That was a tough old day. It was always touch and go but my outlook was based on what I had considered ‘a not deep enough pullback’ in the Dollar Index. To be honest, any follow-through in the Index would still have the minimum target that will complete its move. From what I saw yesterday, there’s even a risk that we’ll see the Index become slightly volatile.
It does look like EUR/USD and USD/CHF will follow a dollar bearish development now – and that is backed up by the unexpected strength in GBP/USD. The pound had looked bearish – until yesterday when it triggered a break level. This has given the pound several options – basically a sideways move or a recovery to a new corrective high. This is one to back off from until it confirms which option will develop…
Even if I feel the Continentals will likely gains against the dollar, both could still hold to a dollar bullish outlook but USD/CHF appears to have dipped a little too far to really feel confident about the bullish outlook. Even AUD/USD made further gains and has forced the market into a corner. However, at this point, it doesn’t seem to have any strong indication of a reversal – but could see a pullback.
If there’s any stronger outlook then it’s in USD/JPY if looked at independently. It dipped a little lower than I had hoped for yesterday but considering that this should be developing a corrective move higher, it can still generate gains.
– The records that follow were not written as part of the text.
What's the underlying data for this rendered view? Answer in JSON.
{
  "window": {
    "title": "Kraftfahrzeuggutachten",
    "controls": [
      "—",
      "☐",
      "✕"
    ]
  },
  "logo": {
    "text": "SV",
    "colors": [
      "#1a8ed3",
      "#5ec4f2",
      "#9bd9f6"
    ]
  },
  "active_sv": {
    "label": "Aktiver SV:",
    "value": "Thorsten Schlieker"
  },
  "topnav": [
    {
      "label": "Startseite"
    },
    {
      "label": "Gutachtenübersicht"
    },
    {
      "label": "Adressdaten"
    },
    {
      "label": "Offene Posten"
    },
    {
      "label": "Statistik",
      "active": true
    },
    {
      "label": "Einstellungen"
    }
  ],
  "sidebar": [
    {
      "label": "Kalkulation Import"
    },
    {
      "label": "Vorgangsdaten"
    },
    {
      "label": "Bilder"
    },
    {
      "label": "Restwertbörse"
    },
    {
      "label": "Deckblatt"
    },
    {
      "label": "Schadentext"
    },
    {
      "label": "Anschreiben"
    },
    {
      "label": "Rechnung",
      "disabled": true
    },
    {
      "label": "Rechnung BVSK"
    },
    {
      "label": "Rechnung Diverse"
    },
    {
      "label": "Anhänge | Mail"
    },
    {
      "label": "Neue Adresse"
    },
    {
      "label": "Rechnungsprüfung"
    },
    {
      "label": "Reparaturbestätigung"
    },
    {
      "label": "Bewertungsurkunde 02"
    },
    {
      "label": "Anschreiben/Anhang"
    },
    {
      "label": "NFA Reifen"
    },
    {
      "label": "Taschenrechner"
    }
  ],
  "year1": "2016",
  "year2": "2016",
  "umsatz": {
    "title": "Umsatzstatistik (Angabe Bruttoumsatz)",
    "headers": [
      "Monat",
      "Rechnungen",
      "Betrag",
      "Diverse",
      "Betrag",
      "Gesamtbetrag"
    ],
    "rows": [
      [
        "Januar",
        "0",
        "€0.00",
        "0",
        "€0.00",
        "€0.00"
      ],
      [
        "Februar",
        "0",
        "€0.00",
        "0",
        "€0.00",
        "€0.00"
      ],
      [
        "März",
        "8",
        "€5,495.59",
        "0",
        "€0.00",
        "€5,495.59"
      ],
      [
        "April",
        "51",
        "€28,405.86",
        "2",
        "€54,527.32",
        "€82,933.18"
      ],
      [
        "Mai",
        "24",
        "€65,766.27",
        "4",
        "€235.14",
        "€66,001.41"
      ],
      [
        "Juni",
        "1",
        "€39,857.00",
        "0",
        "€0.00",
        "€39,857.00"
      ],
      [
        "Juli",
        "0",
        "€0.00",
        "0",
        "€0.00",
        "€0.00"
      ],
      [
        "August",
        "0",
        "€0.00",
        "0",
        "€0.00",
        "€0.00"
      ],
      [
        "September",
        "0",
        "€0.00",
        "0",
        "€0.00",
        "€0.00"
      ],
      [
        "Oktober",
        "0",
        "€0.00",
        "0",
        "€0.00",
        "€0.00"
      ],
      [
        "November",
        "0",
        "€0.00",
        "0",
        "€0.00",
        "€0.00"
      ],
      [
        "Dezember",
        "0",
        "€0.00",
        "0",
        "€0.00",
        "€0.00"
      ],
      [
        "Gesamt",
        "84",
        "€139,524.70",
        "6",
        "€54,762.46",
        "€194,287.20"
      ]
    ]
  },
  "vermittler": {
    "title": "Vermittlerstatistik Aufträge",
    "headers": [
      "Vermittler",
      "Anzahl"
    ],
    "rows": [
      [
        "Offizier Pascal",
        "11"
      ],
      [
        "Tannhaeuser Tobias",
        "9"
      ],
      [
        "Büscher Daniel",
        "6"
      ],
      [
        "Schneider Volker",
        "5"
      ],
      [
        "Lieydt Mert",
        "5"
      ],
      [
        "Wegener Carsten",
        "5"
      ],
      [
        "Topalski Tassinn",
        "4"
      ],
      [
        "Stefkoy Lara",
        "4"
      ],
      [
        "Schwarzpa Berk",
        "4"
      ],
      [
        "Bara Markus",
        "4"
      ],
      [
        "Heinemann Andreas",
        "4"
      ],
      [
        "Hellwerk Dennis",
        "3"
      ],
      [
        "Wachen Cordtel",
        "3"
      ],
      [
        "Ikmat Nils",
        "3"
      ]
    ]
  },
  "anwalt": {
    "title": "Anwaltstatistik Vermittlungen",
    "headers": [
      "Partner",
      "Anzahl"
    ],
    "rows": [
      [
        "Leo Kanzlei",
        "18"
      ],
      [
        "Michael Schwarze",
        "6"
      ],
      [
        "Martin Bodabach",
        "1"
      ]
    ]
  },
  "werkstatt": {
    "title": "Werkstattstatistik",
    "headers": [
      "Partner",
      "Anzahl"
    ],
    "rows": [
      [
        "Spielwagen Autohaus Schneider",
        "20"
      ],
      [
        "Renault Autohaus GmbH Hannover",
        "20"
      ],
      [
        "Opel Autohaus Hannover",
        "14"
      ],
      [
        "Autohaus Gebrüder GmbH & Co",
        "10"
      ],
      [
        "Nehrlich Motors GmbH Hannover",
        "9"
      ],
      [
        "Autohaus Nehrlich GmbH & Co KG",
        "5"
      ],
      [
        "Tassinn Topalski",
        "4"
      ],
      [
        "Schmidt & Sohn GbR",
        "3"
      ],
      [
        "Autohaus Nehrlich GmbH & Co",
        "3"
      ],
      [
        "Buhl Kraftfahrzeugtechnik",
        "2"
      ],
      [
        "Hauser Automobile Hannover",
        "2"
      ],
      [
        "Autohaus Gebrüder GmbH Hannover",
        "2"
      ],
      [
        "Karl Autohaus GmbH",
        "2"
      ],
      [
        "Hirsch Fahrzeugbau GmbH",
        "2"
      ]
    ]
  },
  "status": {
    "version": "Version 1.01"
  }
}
However, we have EUR/JPY that reached 121.71 – deep enough to complete the target from the 128.22 high – but has an ambiguous structure that could be taken as being bearish. Certainly, there is no hourly bullish divergence but it does have a great 4-hour bullish divergence. Thus, we need to confirm the structure from break levels.
Overall, there are sufficiently vague structures just about everywhere. Take care.